Of course I prolong this stage, of being half awake but still at least prone and under my quilt, as long as possible. Willy brings me a book to read in bed (dumps it on my head, usually), and if I’m lucky it will be one I know so well that I can recite the words without opening more than one eye. At which point he will reach over to the night table for my glasses and put them on my face.
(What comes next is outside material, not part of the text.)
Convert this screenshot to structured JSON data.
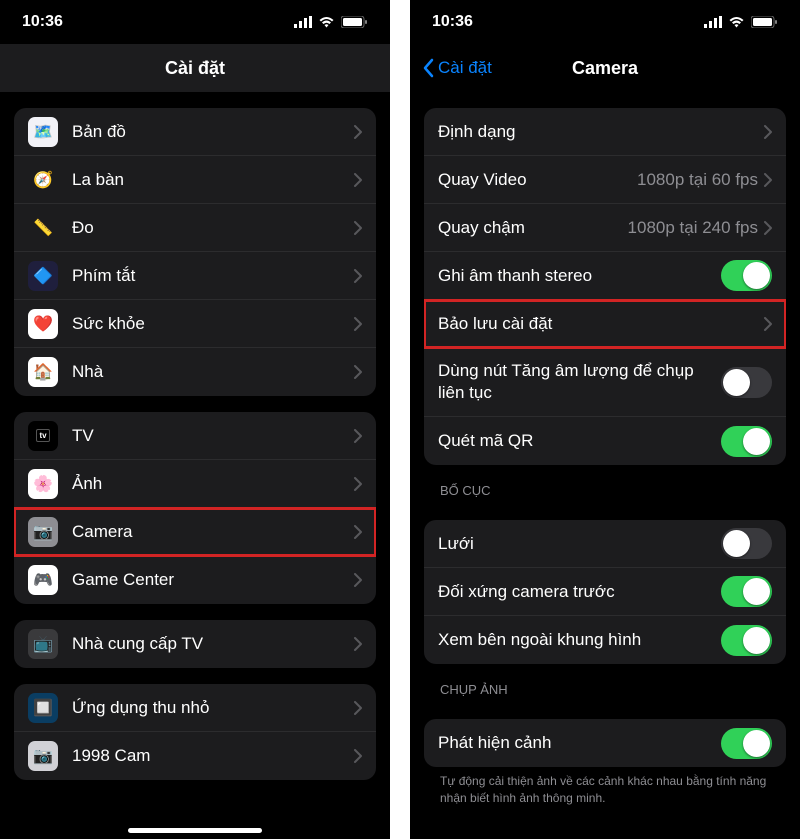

Upside down, generally.

In my eight years of rude awakenings, I have developed a few tricks, of course. Feigning sleep is one. Sighing dramatically, then flopping onto my stomach, head under the pillow. Toddlers know how to handle that one, though: by sitting on your face. Particularly effective when the toddler in question is still sporting last night’s diaper.

I may give my child an errand to run, to the farthest reaches of the house. (“Go bring me a purple marker.” “Have you seen your bulldozer lately?”) Then he’ll—briefly—dash off. (More scurrying of footed PJs on floorboards, bumping back upstairs, rummaging in toy bins.) But now I know that my reprieve is only momentary; I get no peace: I lie there like a patient waiting for the dentist, who has stepped out for a moment only to return with the drill.

Sometimes I try to toss the ball to my husband’s court—a dirty trick, no question. “Dad will read you that book,” I say. “Go ask Dad to slice up your banana.” Feet scuffing around to the other side of the bed. Pouncing. The sound of book jacket hitting skull. Followed by, “Ask Mom.”

So I adjust my glasses on my nose—right side up—and open this morning’s selection, which, if I’m lucky, will be
The Pokey Little Puppy
or Curious George. And if I’m not so lucky, an ancient but well-loved comic book,
The Adventures of the Incredible Hulk,
or a three-year-old program from Disney World on Ice. I may, after the second reading, try my final ploy: “Now why don’t you read it to me, Will?” (Then I can close my eyes for two more precious moments.) But by now I know the game is up. Six-thirty finds me out of bed and in the kitchen, making coffee. Rounding up Charlie and Audrey. Packing the school lunches. Pouring out the cereal.

Now the truth is, even before I had children I was never one to loll around in bed till some scandalous hour like eight-fifteen. I always believed in getting a good early start on the day (and on the rare occasions when I’d sleep in, I invariably felt guilty). But nowadays, my fantasies turn not so much to desert islands, moonlit cruises, romantic interludes by candlelight, as they do to sleep. Unbroken sleep. Eight hours. Maybe even twelve. I can’t remember the last time I had a night like that.

As parents, we are always quick to point out to our children, “You’re overtired,” and remind them, “That’s why you’re cranky.” (Even now, a quarter century later, I can still remember the terrible frustration I used to feel, as a child, hearing my mother speak those words. “I AM NOT!” I would scream. “See,” she would say calmly, as I do now to my children. “That just shows what I mean.”) But nobody gets more overtired than the grown-ups (mothers in particular). I’ll bet it’s the number one occupational hazard of parenthood.